Using his signature rhyming style and accompanied by the most glorious illustrations, this is a story that reaffirms for youngsters that who they are is enough, that it is not about what you can do or what you have or what you look like. Particularly pertinent at a time when its target audience is negotiating the wider world of school and navigating social boundaries within that, Num Num shows that you do not have to conform to a particular stereotype to fit in but that it can take a lot of strength and support to be yourself, a message that needs to be reinforced over and over, even with adults as Elephant Mighty learns. 

Finding François

Finding François

Finding François

 

 

 

 

 

 

 

 

 

Finding François

Gus Gordon

Puffin, 2020

40pp., hbk., RRP $A24.99

9780143794141

Alice Bonnet lived with her grandmother on a hill in the middle of town and together they made a very good team as they did all sorts of things together, particularly cooking. But while Alice adored her grandmother and loved their time together, especially Fridays, there were times when she really longed for someone of her own size to talk to.  And so one day she wrote a message, put it in a bottle and threw it in the river…

Set in France, with all sorts of French things to capture the reader embedded in the illustrations, this is a gentle, charming story of the power of healing that a special friendship can bring, particularly when dark clouds seem to hang around forever and the sun is hiding. Both Alice and Francois need each other because each is lonely and by using the randomness of messages in a bottle finding each other, and continuing to do so, illustrates the concept that we never know just when and where we find a special someone that we will connect with for the long term. 
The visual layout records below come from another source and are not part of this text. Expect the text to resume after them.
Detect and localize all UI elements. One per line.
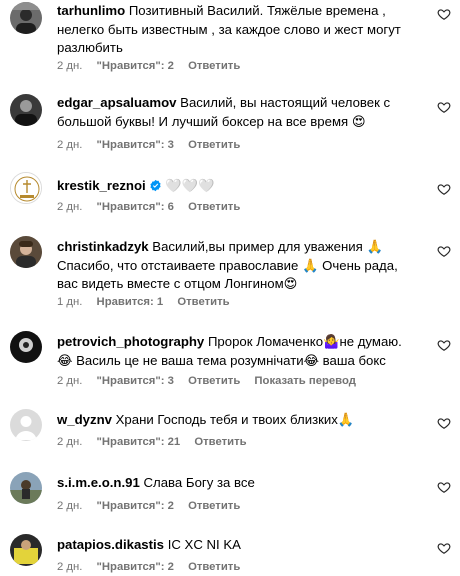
reply-button[interactable]: Ответить	[188, 60, 240, 72]
reply-button[interactable]: Ответить	[177, 296, 229, 308]
like-count[interactable]: "Нравится": 2	[97, 500, 174, 512]
comment-time[interactable]: 2 дн.	[57, 375, 82, 387]
comment-username[interactable]: edgar_apsaluamov	[57, 95, 176, 110]
like-heart-icon[interactable]	[437, 100, 451, 114]
reply-button[interactable]: Ответить	[188, 375, 240, 387]
comment-meta: 2 дн. "Нравится": 6 Ответить	[57, 201, 251, 213]
comment-time[interactable]: 2 дн.	[57, 561, 82, 573]
verified-badge-icon	[149, 179, 162, 192]
like-heart-icon[interactable]	[437, 338, 451, 352]
reply-button[interactable]: Ответить	[194, 436, 246, 448]
default-avatar-icon[interactable]	[10, 409, 42, 441]
comment-body: krestik_reznoi 🤍🤍🤍	[57, 177, 417, 196]
avatar[interactable]	[10, 2, 42, 34]
like-count[interactable]: "Нравится": 6	[97, 201, 174, 213]
reply-button[interactable]: Ответить	[188, 561, 240, 573]
comment-username[interactable]: krestik_reznoi	[57, 178, 146, 193]
like-count[interactable]: "Нравится": 3	[97, 139, 174, 151]
like-heart-icon[interactable]	[437, 541, 451, 555]
comment-time[interactable]: 2 дн.	[57, 60, 82, 72]
comment-meta: 2 дн. "Нравится": 3 Ответить Показать пе…	[57, 375, 367, 387]
comment-username[interactable]: patapios.dikastis	[57, 537, 164, 552]
comment-time[interactable]: 2 дн.	[57, 500, 82, 512]
comment-time[interactable]: 1 дн.	[57, 296, 82, 308]
comment-text: 🤍🤍🤍	[165, 178, 215, 193]
comment-body: tarhunlimo Позитивный Василий. Тяжёлые в…	[57, 2, 417, 58]
reply-button[interactable]: Ответить	[188, 201, 240, 213]
comment-body: patapios.dikastis IC XC NI KA	[57, 536, 417, 555]
comment-body: edgar_apsaluamov Василий, вы настоящий ч…	[57, 94, 417, 131]
comment-username[interactable]: petrovich_photography	[57, 334, 204, 349]
avatar[interactable]	[10, 472, 42, 504]
comment-body: christinkadzyk Василий,вы пример для ува…	[57, 238, 417, 294]
like-count[interactable]: Нравится: 1	[97, 296, 164, 308]
comment-body: s.i.m.e.o.n.91 Слава Богу за все	[57, 474, 417, 493]
like-heart-icon[interactable]	[437, 480, 451, 494]
comment-time[interactable]: 2 дн.	[57, 201, 82, 213]
like-heart-icon[interactable]	[437, 416, 451, 430]
brand-logo-icon[interactable]	[10, 172, 42, 204]
comment-time[interactable]: 2 дн.	[57, 139, 82, 151]
like-heart-icon[interactable]	[437, 7, 451, 21]
comment-username[interactable]: s.i.m.e.o.n.91	[57, 475, 140, 490]
like-count[interactable]: "Нравится": 2	[97, 60, 174, 72]
comment-body: petrovich_photography Пророк Ломаченко🤷‍…	[57, 333, 417, 370]
avatar[interactable]	[10, 94, 42, 126]
like-count[interactable]: "Нравится": 2	[97, 561, 174, 573]
like-count[interactable]: "Нравится": 3	[97, 375, 174, 387]
like-heart-icon[interactable]	[437, 244, 451, 258]
comment-username[interactable]: w_dyznv	[57, 412, 112, 427]
avatar[interactable]	[10, 331, 42, 363]
comment-body: w_dyznv Храни Господь тебя и твоих близк…	[57, 411, 417, 430]
comment-meta: 2 дн. "Нравится": 2 Ответить	[57, 500, 251, 512]
like-count[interactable]: "Нравится": 21	[97, 436, 181, 448]
comment-meta: 2 дн. "Нравится": 2 Ответить	[57, 60, 251, 72]
comment-meta: 1 дн. Нравится: 1 Ответить	[57, 296, 241, 308]
comment-text: Храни Господь тебя и твоих близких🙏	[115, 412, 355, 427]
comment-meta: 2 дн. "Нравится": 3 Ответить	[57, 139, 251, 151]
reply-button[interactable]: Ответить	[188, 500, 240, 512]
avatar[interactable]	[10, 236, 42, 268]
show-translation-button[interactable]: Показать перевод	[254, 375, 355, 387]
comment-time[interactable]: 2 дн.	[57, 436, 82, 448]
comment-text: Слава Богу за все	[143, 475, 255, 490]
comment-username[interactable]: tarhunlimo	[57, 3, 125, 18]
comment-username[interactable]: christinkadzyk	[57, 239, 149, 254]
like-heart-icon[interactable]	[437, 182, 451, 196]
comment-meta: 2 дн. "Нравится": 21 Ответить	[57, 436, 258, 448]
reply-button[interactable]: Ответить	[188, 139, 240, 151]
avatar[interactable]	[10, 534, 42, 566]
comment-meta: 2 дн. "Нравится": 2 Ответить	[57, 561, 251, 573]
comment-text: IC XC NI KA	[167, 537, 241, 552]
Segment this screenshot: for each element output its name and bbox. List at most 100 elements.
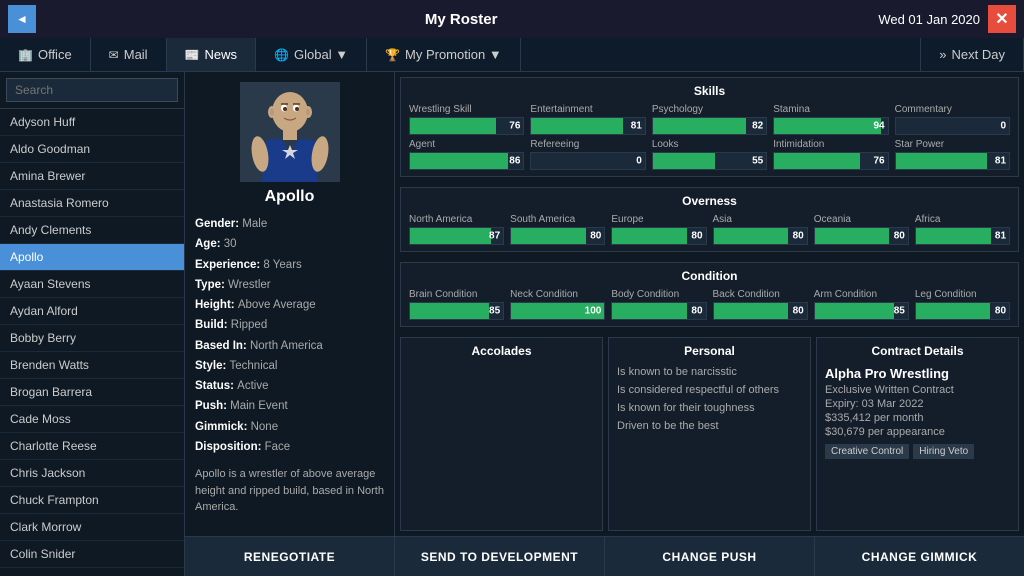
condition-title: Condition — [409, 269, 1010, 283]
profile-type: Type: Wrestler — [195, 277, 384, 294]
profile-gender: Gender: Male — [195, 216, 384, 233]
skill-item: Looks 55 — [652, 139, 767, 170]
contract-badge: Hiring Veto — [913, 444, 974, 459]
personal-items: Is known to be narcisstic Is considered r… — [617, 366, 802, 432]
nav-office[interactable]: 🏢 Office — [0, 38, 91, 71]
contract-monthly: $335,412 per month — [825, 412, 1010, 424]
news-icon: 📰 — [185, 48, 200, 62]
roster-item[interactable]: Adyson Huff — [0, 109, 184, 136]
skills-section: Skills Wrestling Skill 76 Entertainment … — [400, 77, 1019, 177]
close-button[interactable]: ✕ — [988, 5, 1016, 33]
condition-item: Leg Condition 80 — [915, 289, 1010, 320]
profile-age: Age: 30 — [195, 236, 384, 253]
roster-item[interactable]: Anastasia Romero — [0, 190, 184, 217]
title-bar: ◄ My Roster Wed 01 Jan 2020 ✕ — [0, 0, 1024, 38]
roster-item[interactable]: Clark Morrow — [0, 514, 184, 541]
roster-item[interactable]: Colin Snider — [0, 541, 184, 568]
back-button[interactable]: ◄ — [8, 5, 36, 33]
condition-row: Brain Condition 85 Neck Condition 100 Bo… — [409, 289, 1010, 320]
roster-item[interactable]: Cora Vang — [0, 568, 184, 576]
personal-panel: Personal Is known to be narcissticIs con… — [608, 337, 811, 531]
roster-item[interactable]: Cade Moss — [0, 406, 184, 433]
wrestler-avatar — [240, 82, 340, 182]
wrestler-name: Apollo — [195, 188, 384, 206]
office-icon: 🏢 — [18, 48, 33, 62]
renegotiate-button[interactable]: RENEGOTIATE — [185, 537, 395, 576]
skill-item: Commentary 0 — [895, 104, 1010, 135]
skills-row2: Agent 86 Refereeing 0 Looks 55 Intimidat… — [409, 139, 1010, 170]
nav-global[interactable]: 🌐 Global ▼ — [256, 38, 367, 71]
skills-title: Skills — [409, 84, 1010, 98]
skill-item: Intimidation 76 — [773, 139, 888, 170]
profile-style: Style: Technical — [195, 358, 384, 375]
page-title: My Roster — [44, 11, 878, 28]
personal-item: Driven to be the best — [617, 420, 802, 432]
profile-experience: Experience: 8 Years — [195, 257, 384, 274]
roster-item[interactable]: Charlotte Reese — [0, 433, 184, 460]
nav-news[interactable]: 📰 News — [167, 38, 256, 71]
wrestler-panel: Apollo Gender: Male Age: 30 Experience: … — [185, 72, 1024, 536]
contract-panel: Contract Details Alpha Pro Wrestling Exc… — [816, 337, 1019, 531]
roster-item[interactable]: Chris Jackson — [0, 460, 184, 487]
nav-bar: 🏢 Office ✉ Mail 📰 News 🌐 Global ▼ 🏆 My P… — [0, 38, 1024, 72]
search-input[interactable] — [6, 78, 178, 102]
profile-left: Apollo Gender: Male Age: 30 Experience: … — [185, 72, 395, 536]
roster-item[interactable]: Amina Brewer — [0, 163, 184, 190]
condition-item: Neck Condition 100 — [510, 289, 605, 320]
roster-item[interactable]: Andy Clements — [0, 217, 184, 244]
skill-item: Agent 86 — [409, 139, 524, 170]
overness-item: South America 80 — [510, 214, 605, 245]
profile-disposition: Disposition: Face — [195, 439, 384, 456]
roster-item[interactable]: Brogan Barrera — [0, 379, 184, 406]
personal-item: Is known to be narcisstic — [617, 366, 802, 378]
skills-row1: Wrestling Skill 76 Entertainment 81 Psyc… — [409, 104, 1010, 135]
profile-build: Build: Ripped — [195, 317, 384, 334]
send-to-dev-button[interactable]: SEND TO DEVELOPMENT — [395, 537, 605, 576]
nav-mypromotion[interactable]: 🏆 My Promotion ▼ — [367, 38, 521, 71]
condition-section: Condition Brain Condition 85 Neck Condit… — [400, 262, 1019, 327]
overness-item: Africa 81 — [915, 214, 1010, 245]
roster-item[interactable]: Ayaan Stevens — [0, 271, 184, 298]
roster-list: Adyson HuffAldo GoodmanAmina BrewerAnast… — [0, 109, 184, 576]
contract-expiry: Expiry: 03 Mar 2022 — [825, 398, 1010, 410]
profile-gimmick: Gimmick: None — [195, 419, 384, 436]
lower-panels: Accolades Personal Is known to be narcis… — [400, 337, 1019, 531]
contract-appearance: $30,679 per appearance — [825, 426, 1010, 438]
search-box — [0, 72, 184, 109]
contract-company: Alpha Pro Wrestling — [825, 366, 1010, 381]
accolades-title: Accolades — [409, 344, 594, 358]
roster-item[interactable]: Chuck Frampton — [0, 487, 184, 514]
roster-item[interactable]: Brenden Watts — [0, 352, 184, 379]
nav-nextday[interactable]: » Next Day — [920, 38, 1024, 71]
nav-mail[interactable]: ✉ Mail — [91, 38, 167, 71]
global-icon: 🌐 — [274, 48, 289, 62]
content-area: Apollo Gender: Male Age: 30 Experience: … — [185, 72, 1024, 576]
stats-area: Skills Wrestling Skill 76 Entertainment … — [395, 72, 1024, 536]
change-gimmick-button[interactable]: CHANGE GIMMICK — [815, 537, 1024, 576]
roster-item[interactable]: Aydan Alford — [0, 298, 184, 325]
overness-section: Overness North America 87 South America … — [400, 187, 1019, 252]
change-push-button[interactable]: CHANGE PUSH — [605, 537, 815, 576]
skill-item: Entertainment 81 — [530, 104, 645, 135]
roster-item[interactable]: Bobby Berry — [0, 325, 184, 352]
sidebar: Adyson HuffAldo GoodmanAmina BrewerAnast… — [0, 72, 185, 576]
contract-title: Contract Details — [825, 344, 1010, 358]
personal-item: Is known for their toughness — [617, 402, 802, 414]
profile-height: Height: Above Average — [195, 297, 384, 314]
accolades-panel: Accolades — [400, 337, 603, 531]
contract-badge: Creative Control — [825, 444, 909, 459]
mail-icon: ✉ — [109, 48, 119, 62]
personal-item: Is considered respectful of others — [617, 384, 802, 396]
profile-description: Apollo is a wrestler of above average he… — [195, 466, 384, 516]
skill-item: Wrestling Skill 76 — [409, 104, 524, 135]
roster-item[interactable]: Apollo — [0, 244, 184, 271]
skill-item: Refereeing 0 — [530, 139, 645, 170]
overness-item: Oceania 80 — [814, 214, 909, 245]
profile-status: Status: Active — [195, 378, 384, 395]
contract-badges: Creative Control Hiring Veto — [825, 438, 1010, 459]
skill-item: Stamina 94 — [773, 104, 888, 135]
roster-item[interactable]: Aldo Goodman — [0, 136, 184, 163]
bottom-buttons: RENEGOTIATE SEND TO DEVELOPMENT CHANGE P… — [185, 536, 1024, 576]
overness-item: North America 87 — [409, 214, 504, 245]
skill-item: Star Power 81 — [895, 139, 1010, 170]
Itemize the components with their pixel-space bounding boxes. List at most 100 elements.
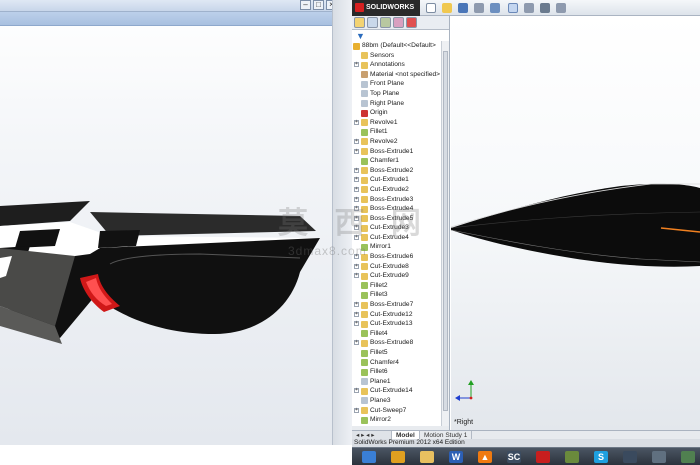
tree-item[interactable]: + Cut-Extrude3 xyxy=(352,223,440,233)
tree-item[interactable]: Sensors xyxy=(352,51,440,61)
expand-icon[interactable]: + xyxy=(354,407,359,413)
left-3d-viewport[interactable]: – □ × xyxy=(0,0,352,445)
tree-item[interactable]: + Cut-Extrude8 xyxy=(352,262,440,272)
tree-item[interactable]: + Boss-Extrude2 xyxy=(352,166,440,176)
tree-item[interactable]: Mirror2 xyxy=(352,415,440,425)
tree-item[interactable]: Chamfer1 xyxy=(352,156,440,166)
tree-item[interactable]: + Revolve2 xyxy=(352,137,440,147)
tree-item[interactable]: Material <not specified> xyxy=(352,70,440,80)
expand-icon[interactable]: + xyxy=(354,138,359,144)
expand-icon[interactable]: + xyxy=(354,225,359,231)
tree-item[interactable]: + Cut-Extrude1 xyxy=(352,175,440,185)
save-icon[interactable] xyxy=(458,3,468,13)
expand-icon[interactable]: + xyxy=(354,62,359,68)
tree-item[interactable]: Fillet2 xyxy=(352,281,440,291)
expand-icon[interactable]: + xyxy=(354,167,359,173)
tree-item-label: Cut-Extrude4 xyxy=(370,233,409,241)
tree-item[interactable]: + Cut-Extrude13 xyxy=(352,319,440,329)
dimxpert-tab-icon[interactable] xyxy=(393,17,404,28)
cut-extrude-icon xyxy=(361,186,368,194)
tree-item[interactable]: Fillet6 xyxy=(352,367,440,377)
undo-icon[interactable] xyxy=(490,3,500,13)
taskbar-item[interactable] xyxy=(675,449,700,465)
tree-item[interactable]: + Boss-Extrude6 xyxy=(352,252,440,262)
tree-item[interactable]: Right Plane xyxy=(352,99,440,109)
tree-item[interactable]: Plane3 xyxy=(352,396,440,406)
windows-taskbar: W ▲ SC S xyxy=(352,447,700,465)
maximize-icon[interactable]: □ xyxy=(313,0,324,10)
open-folder-icon[interactable] xyxy=(442,3,452,13)
tree-item[interactable]: Top Plane xyxy=(352,89,440,99)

Adding to the charm of the story are the anthropomorphic characters who are completely unaware of their differences, and Gordon’s clever insertion of French elements that encourage the reader to use the illustrations to discover their meaning. 

Every time you read this book, there is another layer to discover and because it’s theme is one that will resonate with readers of all ages, it is one that will be read over and over again.